Sayangnya, Indonesia tidak mampu mempertahankan indeks tersebut setelah turun menjadi 37 pada 2020, 38 pada 2021, dan 34 pada 2022 serta 2023.

Indeks persepsi korupsi pada 2022 dan 2023 sama dengan nilai yang diraih di tahun pertama Jokowi menjabat sebagai presiden.

“Penurunan skor tersebut mayoritas diakibatkan kalau menurut TII adalah bahwa situasi korupsi politik di Indonesia tidak terbendung, dan pemerintah gagal untuk menanggulangi dan mencegah korupsi politik tersebut,” kata peneliti Indonesia Corruption Watch (ICW), Diky Anandya.

Titik mundur pemberantasan korupsi di Indonesia

Ada beberapa peristiwa yang menjadi titik mundurnya pemberantasan korupsi di Indonesia selama Jokowi memerintah.

Baca juga: Netanyahu Perdana Hadiri Sidang Kasus Korupsi, Apa yang Perlu Diketahui?

Salah satunya adalah kilatnya revisi Undang-Undang (UU) Komisi Pemberantasan Korupsi (KPK) pada 2019.

“Revisi undang-undang KPK, ini benang merahnya bisa dinilai oleh publik, ada benang merah di situ, bahwa memang ada upaya dari pemerintah Presiden Jokowi untuk melemahkan KPK secara kelembagaan melalui revisi undang-undang KPK,” jelas Diki.

Selain revisi UU KPK, faktor lain yang dinilai melemahkan pemberantasan korupsi adalah pemecatan puluhan pegawai KPK karena tidak lulus tes wawasan kebangsaan (TWK) ditambah pimpinan KPK pada 2019-2022 yang bermasalah.

Firli Bahuri yang menjabat sebagai Ketua KPK pada 2019-2023 sempat melakukan beberapa pelanggaran kode etik, termasuk terjerat kasus dugaan suap terhadap eks Menteri Pertanian, Syahrul Yasin Limpo.

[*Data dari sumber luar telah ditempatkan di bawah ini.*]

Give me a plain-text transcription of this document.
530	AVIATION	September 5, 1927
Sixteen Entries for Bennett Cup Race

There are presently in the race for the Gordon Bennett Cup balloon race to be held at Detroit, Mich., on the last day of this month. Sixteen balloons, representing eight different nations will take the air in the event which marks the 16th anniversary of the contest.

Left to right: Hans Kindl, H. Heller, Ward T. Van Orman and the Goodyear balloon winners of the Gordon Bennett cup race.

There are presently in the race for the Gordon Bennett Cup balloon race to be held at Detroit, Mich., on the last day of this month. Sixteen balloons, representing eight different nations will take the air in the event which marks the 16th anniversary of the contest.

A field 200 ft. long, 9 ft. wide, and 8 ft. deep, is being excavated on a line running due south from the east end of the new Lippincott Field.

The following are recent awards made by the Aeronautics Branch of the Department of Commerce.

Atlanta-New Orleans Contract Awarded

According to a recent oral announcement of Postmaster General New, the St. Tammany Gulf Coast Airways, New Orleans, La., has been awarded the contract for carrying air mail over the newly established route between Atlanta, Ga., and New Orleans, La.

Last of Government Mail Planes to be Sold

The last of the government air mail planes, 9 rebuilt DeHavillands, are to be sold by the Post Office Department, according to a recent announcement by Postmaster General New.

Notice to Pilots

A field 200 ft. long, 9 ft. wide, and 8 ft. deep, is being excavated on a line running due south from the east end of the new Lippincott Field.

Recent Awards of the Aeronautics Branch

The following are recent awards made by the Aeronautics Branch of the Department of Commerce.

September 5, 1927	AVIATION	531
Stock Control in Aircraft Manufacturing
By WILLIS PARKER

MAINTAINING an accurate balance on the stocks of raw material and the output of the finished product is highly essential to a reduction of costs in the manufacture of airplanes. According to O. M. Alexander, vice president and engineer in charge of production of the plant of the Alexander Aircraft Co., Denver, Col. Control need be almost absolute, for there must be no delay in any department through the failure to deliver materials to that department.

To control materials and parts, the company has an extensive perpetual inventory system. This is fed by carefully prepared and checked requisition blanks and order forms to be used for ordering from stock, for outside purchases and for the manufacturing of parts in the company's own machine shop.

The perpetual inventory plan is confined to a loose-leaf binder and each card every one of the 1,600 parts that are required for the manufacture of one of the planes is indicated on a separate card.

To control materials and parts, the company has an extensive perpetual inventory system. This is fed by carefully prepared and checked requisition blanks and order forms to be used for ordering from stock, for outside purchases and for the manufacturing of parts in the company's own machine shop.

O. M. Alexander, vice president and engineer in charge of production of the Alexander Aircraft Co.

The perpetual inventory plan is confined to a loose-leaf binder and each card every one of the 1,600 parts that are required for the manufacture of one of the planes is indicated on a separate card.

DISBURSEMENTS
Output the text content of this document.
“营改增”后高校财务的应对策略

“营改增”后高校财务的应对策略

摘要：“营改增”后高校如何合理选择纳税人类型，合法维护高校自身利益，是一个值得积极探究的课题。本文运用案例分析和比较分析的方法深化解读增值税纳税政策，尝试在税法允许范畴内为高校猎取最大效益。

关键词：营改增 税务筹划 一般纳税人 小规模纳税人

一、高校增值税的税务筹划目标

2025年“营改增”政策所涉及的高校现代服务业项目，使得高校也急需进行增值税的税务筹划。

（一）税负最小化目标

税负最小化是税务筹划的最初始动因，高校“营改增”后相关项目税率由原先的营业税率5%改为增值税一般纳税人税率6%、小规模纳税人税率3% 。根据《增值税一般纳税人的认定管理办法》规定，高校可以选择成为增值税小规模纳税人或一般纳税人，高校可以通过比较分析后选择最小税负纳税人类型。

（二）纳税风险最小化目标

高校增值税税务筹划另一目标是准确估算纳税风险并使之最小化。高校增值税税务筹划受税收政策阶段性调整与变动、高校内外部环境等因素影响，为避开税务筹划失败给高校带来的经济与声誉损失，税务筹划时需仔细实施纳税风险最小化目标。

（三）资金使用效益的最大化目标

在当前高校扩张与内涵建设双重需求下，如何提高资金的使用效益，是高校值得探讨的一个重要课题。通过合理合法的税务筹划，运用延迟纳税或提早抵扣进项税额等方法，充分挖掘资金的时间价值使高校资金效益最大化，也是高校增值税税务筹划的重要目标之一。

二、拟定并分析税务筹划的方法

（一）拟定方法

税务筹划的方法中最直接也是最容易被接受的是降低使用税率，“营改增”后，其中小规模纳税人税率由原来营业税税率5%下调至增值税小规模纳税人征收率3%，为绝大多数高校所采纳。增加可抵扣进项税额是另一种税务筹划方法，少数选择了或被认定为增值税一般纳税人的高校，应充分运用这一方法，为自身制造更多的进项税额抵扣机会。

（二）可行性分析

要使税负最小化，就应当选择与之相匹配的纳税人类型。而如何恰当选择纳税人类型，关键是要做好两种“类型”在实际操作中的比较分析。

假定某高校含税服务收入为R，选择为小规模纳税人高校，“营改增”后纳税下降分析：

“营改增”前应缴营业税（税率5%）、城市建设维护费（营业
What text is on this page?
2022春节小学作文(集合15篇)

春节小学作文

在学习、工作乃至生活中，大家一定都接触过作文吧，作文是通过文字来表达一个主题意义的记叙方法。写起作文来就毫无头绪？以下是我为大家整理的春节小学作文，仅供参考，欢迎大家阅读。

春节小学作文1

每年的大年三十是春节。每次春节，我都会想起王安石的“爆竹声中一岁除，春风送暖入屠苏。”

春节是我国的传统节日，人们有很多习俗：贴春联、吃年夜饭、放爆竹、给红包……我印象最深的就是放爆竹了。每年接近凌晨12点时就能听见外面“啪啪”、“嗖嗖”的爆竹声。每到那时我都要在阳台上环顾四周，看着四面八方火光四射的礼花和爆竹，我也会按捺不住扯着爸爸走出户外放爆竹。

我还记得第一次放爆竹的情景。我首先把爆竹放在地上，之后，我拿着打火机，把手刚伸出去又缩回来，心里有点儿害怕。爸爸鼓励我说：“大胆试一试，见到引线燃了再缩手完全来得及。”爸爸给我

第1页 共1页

Baca juga: Profil Satori, Anggota DPR yang Diperiksa KPK soal Dugaan Korupsi Dana CSR BI

Kasus korupsi yang terbongkar pada 2014-2024

Meski indeks persepsi korupsi Indonesia tidak pernah melebihi 40, sejumlah kasus korupsi mampu diungkap KPK selama 2014-2024.

Salah satunya megakorupsi e-KTP yang merugikan negara sebesar Rp 2,3 triliun. Kasus ini menjerat eks Ketua Dewan Perwakilan Rakyat sekaligus Ketua Umum Partai Golkar, Setya Novanto.

Dilansir dari Kompas.com, Sabtu (19/10/2024), lembaga anti-rasuah juga mampu mengungkap megakorupsi Bantuan Likuiditas Bank Indonesia (BLBI) yang muncul pada 1998.

Melalui Bank Indonesia (BI), pemerintah pernah mengucurkan bantuan kredit sebesar Rp 147,7 triliun ke 48 bank.

Baca juga: Siapa Hendry Lie dan Bagaimana Perannya dalam Kasus Korupsi Timah?

Salah satunya melalui Bank Dagang Nasional Indonesia (BDNI) milik Sjamsul Nursalim yang mendapatkan kredit Rp 47 triliun.

Namun, Badan Penyehatan Perbankan Nasional (BPPN) yang mengambil alih saham dan pengelolaan BDNI menemukan terdapat piutang ke petambak udang Dipasena Lampung RP 4,8 triliun macet. Sjamsul lalu dianggap misrepresentasi.

BPPN kemudian menyatakan BDNI sebagai bank yang melanggar hukum dengan menguntungkan pemegang saham.

KPK kemudian menetapkan Kepala BPPN Syafruddin Temenggung sebagai tersangka.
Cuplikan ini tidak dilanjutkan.